The results of our study should be interpreted with caution. This was a retrospective review and our study population was identified by a manual search of all borderline smears in the trust colposcopy database, thereby raising the possibility of missing data. Furthermore, missing long-term follow-up data due to failure to attend or due to discharge to the community might not have represented the true follow-up picture. In addition, this study preceded the HR HPV triage introduction. There being no separate guidelines on the management of BNCs in the UK, and due to its rarity, women with BNCs were managed identically to women with borderline nuclear change in squamous cells. Lack of guidance from BSCCP led to variation in the extent of evaluation and management of BNCs by individual accredited colposcopists. Consequently, the results might not represent the true extent of the pathology due to inadequate evaluation. However, this might reflect the current practice and the true picture in most hospitals offering a colposcopy service in the UK.

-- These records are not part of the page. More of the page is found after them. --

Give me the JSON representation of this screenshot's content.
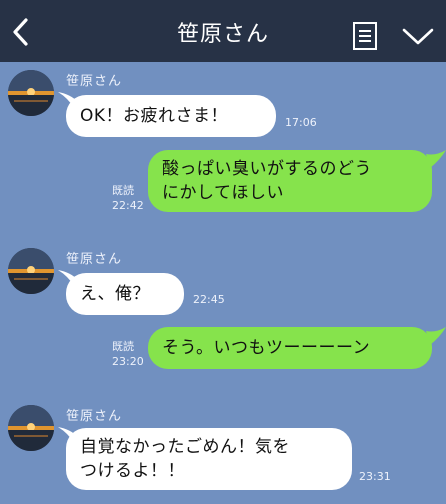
{
  "header": {
    "title": "笹原さん",
    "back_icon": "chevron-left-icon",
    "menu_icon": "notes-icon",
    "expand_icon": "chevron-down-icon"
  },
  "colors": {
    "header_bg": "#273246",
    "chat_bg": "#7190c0",
    "incoming_bubble": "#ffffff",
    "outgoing_bubble": "#86e34c"
  },
  "messages": [
    {
      "direction": "in",
      "sender": "笹原さん",
      "lines": [
        "OK！お疲れさま！"
      ],
      "time": "17:06"
    },
    {
      "direction": "out",
      "lines": [
        "酸っぱい臭いがするのどう",
        "にかしてほしい"
      ],
      "read": "既読",
      "time": "22:42"
    },
    {
      "direction": "in",
      "sender": "笹原さん",
      "lines": [
        "え、俺？"
      ],
      "time": "22:45"
    },
    {
      "direction": "out",
      "lines": [
        "そう。いつもツーーーーン"
      ],
      "read": "既読",
      "time": "23:20"
    },
    {
      "direction": "in",
      "sender": "笹原さん",
      "lines": [
        "自覚なかったごめん！気を",
        "つけるよ！！"
      ],
      "time": "23:31"
    }
  ]
}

Literature review on HR HPV triage and AGC shows that the HR HPV prevalence rates vary between 20 and 71%, while the PPV for high-grade lesions ranges from 50 to 62%. This is much higher than for borderline nuclear change in squamous cells (16–17%; Derchain et al, 2004; Krane et al, 2004; Irvin et al, 2005; Saqi et al, 2006; Chen and Yang, 2008; Sharpless et al, 2009). Such a high association with significant disease in the HR HPV-positive subgroup, if proven in large prospective studies in future, might mandate a more aggressive management approach, possibly a policy of excisional biopsy in all HR HPV-positive women with BNCs.

Conclusion

Borderline nuclear change in endocervical cells is a rare cytological abnormality; however, it is associated with a significant risk of high-grade histology, including glandular lesions and invasive carcinomas. There is an increased risk for clinically significant disease during follow-up, in spite of an initial negative comprehensive evaluation. Current HR HPV triage follow-up of BNCs relies heavily on colposcopic assessment, which has limitations in the evaluation of glandular lesions. In our study, a significant proportion of women with negative colposcopy were found to have high-grade histology within the first year of follow-up. We have proposed a more robust and comprehensive management algorithm to lower the probability of undiagnosed or missed high-grade histology in this subgroup of women. This suggested algorithm requires validation through well-designed prospective studies.